Since 1963, she devoted to the study on systematics of Protura. 164 species     belonging to 34 genera and 9 families, including 142 new species, 18 new genera and     4 new families were reported.  Based upon new evidences on the postembryonic     development of Sinentomon, she proposed a new conception on phylogeny of Protura     in 1983, and established accordingly a new phylogenetic system for the known 54     genera in the word, which has been widely accepted and used.  Through comparative     studies on the ultrastructure of spermatozoa of more than 20 species of Protura, she     found out that their characteristics are obviously different from that of insects, and put forward a question of “Whether Protura is really an insects?”, attracting great attentions from scholars at home and abroad.  According to the results of the     comparative studies on ultrastructural morphology of the internal organs of Protura, which are differ greatly with that of insects.  She has raised Protura from an Order belonging to the Class Insecta, to Class Protura, which is parallel to Insecta in 1996.

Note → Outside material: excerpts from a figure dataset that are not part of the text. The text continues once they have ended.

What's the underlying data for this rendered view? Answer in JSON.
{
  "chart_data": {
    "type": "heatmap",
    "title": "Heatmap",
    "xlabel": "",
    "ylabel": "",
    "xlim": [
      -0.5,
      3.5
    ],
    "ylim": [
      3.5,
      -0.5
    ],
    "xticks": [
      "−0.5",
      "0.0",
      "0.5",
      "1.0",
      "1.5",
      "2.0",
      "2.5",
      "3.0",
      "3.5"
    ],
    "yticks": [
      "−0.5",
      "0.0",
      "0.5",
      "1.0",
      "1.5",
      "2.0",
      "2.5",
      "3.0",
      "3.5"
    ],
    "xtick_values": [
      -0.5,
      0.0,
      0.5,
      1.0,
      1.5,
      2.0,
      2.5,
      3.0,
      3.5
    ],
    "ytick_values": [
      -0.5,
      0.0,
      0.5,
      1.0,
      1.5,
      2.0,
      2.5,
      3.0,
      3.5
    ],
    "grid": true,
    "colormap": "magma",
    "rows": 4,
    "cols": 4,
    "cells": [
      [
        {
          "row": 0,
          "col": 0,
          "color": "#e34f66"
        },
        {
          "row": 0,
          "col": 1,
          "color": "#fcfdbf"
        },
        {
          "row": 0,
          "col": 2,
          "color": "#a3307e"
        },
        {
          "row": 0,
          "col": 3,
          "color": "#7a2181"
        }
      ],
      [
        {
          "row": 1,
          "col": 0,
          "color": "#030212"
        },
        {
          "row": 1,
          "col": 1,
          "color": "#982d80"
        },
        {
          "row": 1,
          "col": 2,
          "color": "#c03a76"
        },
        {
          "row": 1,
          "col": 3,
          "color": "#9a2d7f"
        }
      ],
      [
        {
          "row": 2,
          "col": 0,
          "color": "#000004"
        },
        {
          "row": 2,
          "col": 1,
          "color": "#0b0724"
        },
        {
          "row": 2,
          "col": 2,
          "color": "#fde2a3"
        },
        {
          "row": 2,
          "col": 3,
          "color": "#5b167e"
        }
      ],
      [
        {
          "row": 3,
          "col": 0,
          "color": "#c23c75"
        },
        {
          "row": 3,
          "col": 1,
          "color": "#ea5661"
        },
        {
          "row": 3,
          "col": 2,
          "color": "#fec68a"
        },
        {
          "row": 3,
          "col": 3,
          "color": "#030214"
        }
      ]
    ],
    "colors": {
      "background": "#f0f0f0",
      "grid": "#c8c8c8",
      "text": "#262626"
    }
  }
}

From early 1980s, Prof. Yin has actively initiated and organized research  projects on soil zoology in China.  Cooperated with nearly hundred zoologists and  entomologists of ten different units, through 10 years joint efforts, fulfilled the faunal investigation, the ecological experiments and toxicological researches of soil animals for the different climatic zones of China.
Prof. Yin has published more than 130 research articles and 4 monographs.  She  has been awarded 2 National Natural Sciences Prizes, 2 CAS Prizes of Natural  Sciences, and 4 prizes both of the National and CAS Prizes of Progress on Sciences  and Technology.